Officer Heffner, testifying as a narcotics expert, explained he looks for certain indicators in assessing whether a person possessed drugs for sale, including a scale, pay/owe sheets or a log, packaging material, money or currency, and cell phone text messages. Heffner formed the opinion Alcantar possessed the methamphetamine for sale because he possessed five packages of the same drug of similar weights, the drugs were in Alcantar's hand when Heffner shined the spotlight on him, and it was late at night. Heffner believed he had "possibly interrupted a drug transaction" between Alcantar and the woman. High quality methamphetamine might fetch $70 to $100 per gram, and the five bindles might have netted $250. The jury may rely on the opinion of an experienced officer that the defendant possessed narcotics for sale and "it is for the jury to credit such opinion or reject it." (People v. Harris (2000) 83 Cal.App.4th 371, 375.)
The majority concedes as "arguably valid" Heffner's opinion Alcantar possessed the methamphetamine for sale because he held five separate bindles of similar weights, but concludes this is entitled to "little weight because . . . users may buy drugs in multiple bindles." (Maj. opn. at p. 5.) This assertion hardly proves as a matter of law that Alcantar held the methamphetamine for his personal use. Indeed, based on Heffner's expert opinion and the surrounding circumstances, the jury reasonably could conclude Alcantar was a small-time dealer who was about to sell his prepackaged bindles to his female companion. The majority simply reweighs the evidence to conclude Heffner's opinion is entitled to "little weight."

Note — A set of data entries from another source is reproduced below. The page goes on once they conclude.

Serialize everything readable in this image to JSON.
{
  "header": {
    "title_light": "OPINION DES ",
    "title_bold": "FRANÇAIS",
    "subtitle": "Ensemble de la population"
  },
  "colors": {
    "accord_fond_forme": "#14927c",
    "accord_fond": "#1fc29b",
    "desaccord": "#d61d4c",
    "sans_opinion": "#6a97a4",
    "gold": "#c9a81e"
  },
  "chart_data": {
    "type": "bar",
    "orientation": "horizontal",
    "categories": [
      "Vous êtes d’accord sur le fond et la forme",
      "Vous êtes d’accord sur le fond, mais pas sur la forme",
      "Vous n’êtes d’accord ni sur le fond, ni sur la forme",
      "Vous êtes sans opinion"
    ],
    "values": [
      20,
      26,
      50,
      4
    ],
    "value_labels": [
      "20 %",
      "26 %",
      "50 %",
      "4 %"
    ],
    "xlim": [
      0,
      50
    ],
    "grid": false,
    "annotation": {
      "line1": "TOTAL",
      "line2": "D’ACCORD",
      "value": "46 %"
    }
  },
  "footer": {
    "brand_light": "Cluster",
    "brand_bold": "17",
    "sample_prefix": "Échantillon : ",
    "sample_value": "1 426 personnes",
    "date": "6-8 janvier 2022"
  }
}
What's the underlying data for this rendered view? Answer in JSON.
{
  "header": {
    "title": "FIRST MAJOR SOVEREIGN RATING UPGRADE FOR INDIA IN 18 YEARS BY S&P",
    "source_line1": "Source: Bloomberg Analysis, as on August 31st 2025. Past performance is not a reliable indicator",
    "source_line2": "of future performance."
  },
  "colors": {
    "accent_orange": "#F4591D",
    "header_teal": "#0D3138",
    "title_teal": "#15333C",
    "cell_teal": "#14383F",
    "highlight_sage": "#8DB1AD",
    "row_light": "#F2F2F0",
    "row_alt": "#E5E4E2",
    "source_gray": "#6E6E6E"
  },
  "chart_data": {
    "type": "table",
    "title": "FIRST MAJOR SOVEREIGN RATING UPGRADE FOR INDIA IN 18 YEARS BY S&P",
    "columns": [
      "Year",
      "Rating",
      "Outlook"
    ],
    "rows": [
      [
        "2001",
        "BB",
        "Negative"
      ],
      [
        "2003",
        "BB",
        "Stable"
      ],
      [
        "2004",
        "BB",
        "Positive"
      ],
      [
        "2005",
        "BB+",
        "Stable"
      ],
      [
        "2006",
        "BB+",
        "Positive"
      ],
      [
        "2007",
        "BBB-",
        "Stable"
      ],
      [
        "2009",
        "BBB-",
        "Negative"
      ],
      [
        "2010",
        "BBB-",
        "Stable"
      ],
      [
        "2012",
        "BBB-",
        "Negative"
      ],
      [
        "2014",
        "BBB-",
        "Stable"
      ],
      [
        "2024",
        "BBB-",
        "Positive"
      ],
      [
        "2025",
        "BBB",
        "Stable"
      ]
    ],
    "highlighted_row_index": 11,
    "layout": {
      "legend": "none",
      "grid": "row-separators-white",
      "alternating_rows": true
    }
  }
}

The majority also rejects Heffner's testimony the five bindles Alcantar possessed may have been worth $250.00. The majority reweighs the evidence in rejecting Heffner's testimony by finding "it could also have been worth as little as $25, depending on the quality." (Maj. opn. at p. 5.) This interpretation of the evidence is not compelled, however. The majority simply is second-guessing the jury's contrary conclusion. I respectfully disagree and would affirm the judgment.